The court disagreed and concluded that Lytle, who as a division director of child welfare supervised O'Donnell and Forsmark, acted "recklessly."
"Lytle increased the children's vulnerability to the danger by not preparing the (adoptive parents) to deal with their extraordinary emotional needs, and by continuing to support the children's adoption as a sibling group, despite the revelations of incest, which distinguished them from the type of children the (adoptive parents) had indicated they were ready to adopt," the court's opinion reads. "This conduct put the children at substantial risk of serious, immediate, and proximate harm that was known to or suspected by Lytle at the time of the adoption. Such allegations show that Lytle acted recklessly in conscious disregard of that risk. And such conduct, when viewed in total, is conscience shocking."

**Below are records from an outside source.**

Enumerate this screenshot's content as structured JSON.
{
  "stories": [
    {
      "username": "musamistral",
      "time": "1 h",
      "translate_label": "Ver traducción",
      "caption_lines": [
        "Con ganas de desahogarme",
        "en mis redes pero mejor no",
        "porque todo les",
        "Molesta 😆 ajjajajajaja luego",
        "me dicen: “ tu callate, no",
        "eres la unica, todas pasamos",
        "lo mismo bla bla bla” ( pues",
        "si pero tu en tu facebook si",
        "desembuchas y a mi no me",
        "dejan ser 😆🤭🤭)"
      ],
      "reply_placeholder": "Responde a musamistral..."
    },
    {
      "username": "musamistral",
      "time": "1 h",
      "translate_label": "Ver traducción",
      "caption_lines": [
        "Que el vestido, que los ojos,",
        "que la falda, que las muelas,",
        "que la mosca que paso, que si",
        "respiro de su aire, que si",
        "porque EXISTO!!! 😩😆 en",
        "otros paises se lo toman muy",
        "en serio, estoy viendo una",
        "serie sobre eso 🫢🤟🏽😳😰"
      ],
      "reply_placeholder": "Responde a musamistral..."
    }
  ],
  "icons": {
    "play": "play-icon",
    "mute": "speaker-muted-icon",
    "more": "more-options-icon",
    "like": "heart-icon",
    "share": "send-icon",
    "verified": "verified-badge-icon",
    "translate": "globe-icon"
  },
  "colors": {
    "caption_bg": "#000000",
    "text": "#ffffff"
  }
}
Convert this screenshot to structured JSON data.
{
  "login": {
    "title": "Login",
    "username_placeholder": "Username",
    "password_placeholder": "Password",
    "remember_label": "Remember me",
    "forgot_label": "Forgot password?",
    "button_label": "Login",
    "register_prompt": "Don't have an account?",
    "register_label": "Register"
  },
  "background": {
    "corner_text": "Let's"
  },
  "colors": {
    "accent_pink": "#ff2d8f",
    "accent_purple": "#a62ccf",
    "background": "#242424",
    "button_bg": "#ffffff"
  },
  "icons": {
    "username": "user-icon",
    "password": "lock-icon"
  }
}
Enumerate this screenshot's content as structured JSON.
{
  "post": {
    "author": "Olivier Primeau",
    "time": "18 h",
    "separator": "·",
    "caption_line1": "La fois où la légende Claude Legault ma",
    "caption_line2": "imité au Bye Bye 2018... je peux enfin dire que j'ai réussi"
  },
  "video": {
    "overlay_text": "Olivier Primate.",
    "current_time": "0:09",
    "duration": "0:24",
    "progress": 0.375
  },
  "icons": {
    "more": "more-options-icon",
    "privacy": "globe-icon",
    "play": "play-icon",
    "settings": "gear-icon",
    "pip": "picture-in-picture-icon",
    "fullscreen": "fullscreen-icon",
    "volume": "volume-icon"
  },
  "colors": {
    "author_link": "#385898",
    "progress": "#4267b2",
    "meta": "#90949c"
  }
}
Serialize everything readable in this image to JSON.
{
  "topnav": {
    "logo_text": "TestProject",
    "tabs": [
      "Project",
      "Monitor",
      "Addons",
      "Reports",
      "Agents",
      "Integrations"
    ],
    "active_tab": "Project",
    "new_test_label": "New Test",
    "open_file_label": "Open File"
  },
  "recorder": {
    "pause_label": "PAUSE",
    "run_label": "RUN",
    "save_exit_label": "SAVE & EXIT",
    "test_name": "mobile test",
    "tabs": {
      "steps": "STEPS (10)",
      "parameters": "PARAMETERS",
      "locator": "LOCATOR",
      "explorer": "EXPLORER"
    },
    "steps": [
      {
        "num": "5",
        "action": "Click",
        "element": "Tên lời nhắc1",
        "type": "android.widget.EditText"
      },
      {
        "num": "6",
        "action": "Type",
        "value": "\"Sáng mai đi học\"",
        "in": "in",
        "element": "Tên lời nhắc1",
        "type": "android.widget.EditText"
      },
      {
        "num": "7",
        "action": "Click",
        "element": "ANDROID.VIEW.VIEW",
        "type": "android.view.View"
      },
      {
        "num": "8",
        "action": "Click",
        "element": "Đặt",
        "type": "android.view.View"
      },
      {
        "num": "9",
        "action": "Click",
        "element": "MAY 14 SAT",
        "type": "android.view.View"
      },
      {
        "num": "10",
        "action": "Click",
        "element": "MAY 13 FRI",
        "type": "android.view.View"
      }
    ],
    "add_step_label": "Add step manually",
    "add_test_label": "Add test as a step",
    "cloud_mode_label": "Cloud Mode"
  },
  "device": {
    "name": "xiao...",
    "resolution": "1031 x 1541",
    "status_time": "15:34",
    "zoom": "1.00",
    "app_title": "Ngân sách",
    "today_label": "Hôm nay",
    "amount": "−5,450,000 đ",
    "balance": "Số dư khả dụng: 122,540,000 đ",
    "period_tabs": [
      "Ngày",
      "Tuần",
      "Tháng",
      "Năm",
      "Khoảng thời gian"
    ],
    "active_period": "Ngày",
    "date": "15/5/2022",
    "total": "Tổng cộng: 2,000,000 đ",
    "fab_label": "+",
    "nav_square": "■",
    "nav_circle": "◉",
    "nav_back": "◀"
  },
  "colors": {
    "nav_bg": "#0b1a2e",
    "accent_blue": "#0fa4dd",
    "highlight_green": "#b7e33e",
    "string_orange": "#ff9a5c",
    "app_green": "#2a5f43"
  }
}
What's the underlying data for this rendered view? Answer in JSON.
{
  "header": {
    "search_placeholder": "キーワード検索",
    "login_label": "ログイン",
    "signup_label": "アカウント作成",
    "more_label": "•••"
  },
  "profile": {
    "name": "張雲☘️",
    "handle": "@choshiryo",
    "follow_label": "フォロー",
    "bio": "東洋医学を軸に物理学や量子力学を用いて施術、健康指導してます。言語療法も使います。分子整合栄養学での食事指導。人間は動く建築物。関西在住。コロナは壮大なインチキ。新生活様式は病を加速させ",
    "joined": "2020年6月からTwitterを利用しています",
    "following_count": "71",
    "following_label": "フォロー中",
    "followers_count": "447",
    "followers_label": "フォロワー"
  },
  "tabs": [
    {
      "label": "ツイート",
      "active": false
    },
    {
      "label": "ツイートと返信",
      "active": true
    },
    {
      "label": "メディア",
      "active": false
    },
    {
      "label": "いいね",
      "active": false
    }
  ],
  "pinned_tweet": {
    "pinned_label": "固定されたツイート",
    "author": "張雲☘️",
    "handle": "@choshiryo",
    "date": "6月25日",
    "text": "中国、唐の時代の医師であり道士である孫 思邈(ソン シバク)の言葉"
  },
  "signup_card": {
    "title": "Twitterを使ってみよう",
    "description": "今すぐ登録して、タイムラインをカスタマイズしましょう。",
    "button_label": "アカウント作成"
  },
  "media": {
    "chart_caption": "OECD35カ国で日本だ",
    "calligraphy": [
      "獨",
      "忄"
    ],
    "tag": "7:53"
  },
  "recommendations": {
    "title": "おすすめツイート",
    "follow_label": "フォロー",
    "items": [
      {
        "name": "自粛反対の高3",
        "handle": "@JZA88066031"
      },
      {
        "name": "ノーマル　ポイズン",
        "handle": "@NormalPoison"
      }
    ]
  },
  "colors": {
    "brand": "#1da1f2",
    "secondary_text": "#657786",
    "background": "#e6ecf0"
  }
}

Adams County Attorney Hal Warren declined to comment on the merits of the claims because the case is heading to trial.
Warren is reviewing the court's ruling to decide whether an appeal to the state Supreme Court is possible.
O'Donnell is still employed by the county. Forsmark has since retired. Lytle works for the Arapahoe County Department of Human Services.
The decision Thursday comes a month after a federal judge ruled that social workers in Denver were not immune from a lawsuit in the case of 7-year-old Chandler Grafner, who was starved to death by his foster parents.
In that case, the judge noted the neglect of Chandler by social services was also "conscious-shocking" and that a complaint of child abuse made by a teacher's aide a month before his death was not thoroughly investigated by Denver Human Services.
Factor, one of the siblings' lawyers in the Adams County case, said he hopes the rulings will have an impact on the quality of care for children.
"Each circumstance is a little different, and this adds to the mix of circumstances in which the courts consistently say that children in the custody of the state of Colorado have a right to be kept safe from harm," he said. "It is a case that has an opportunity to do real justice."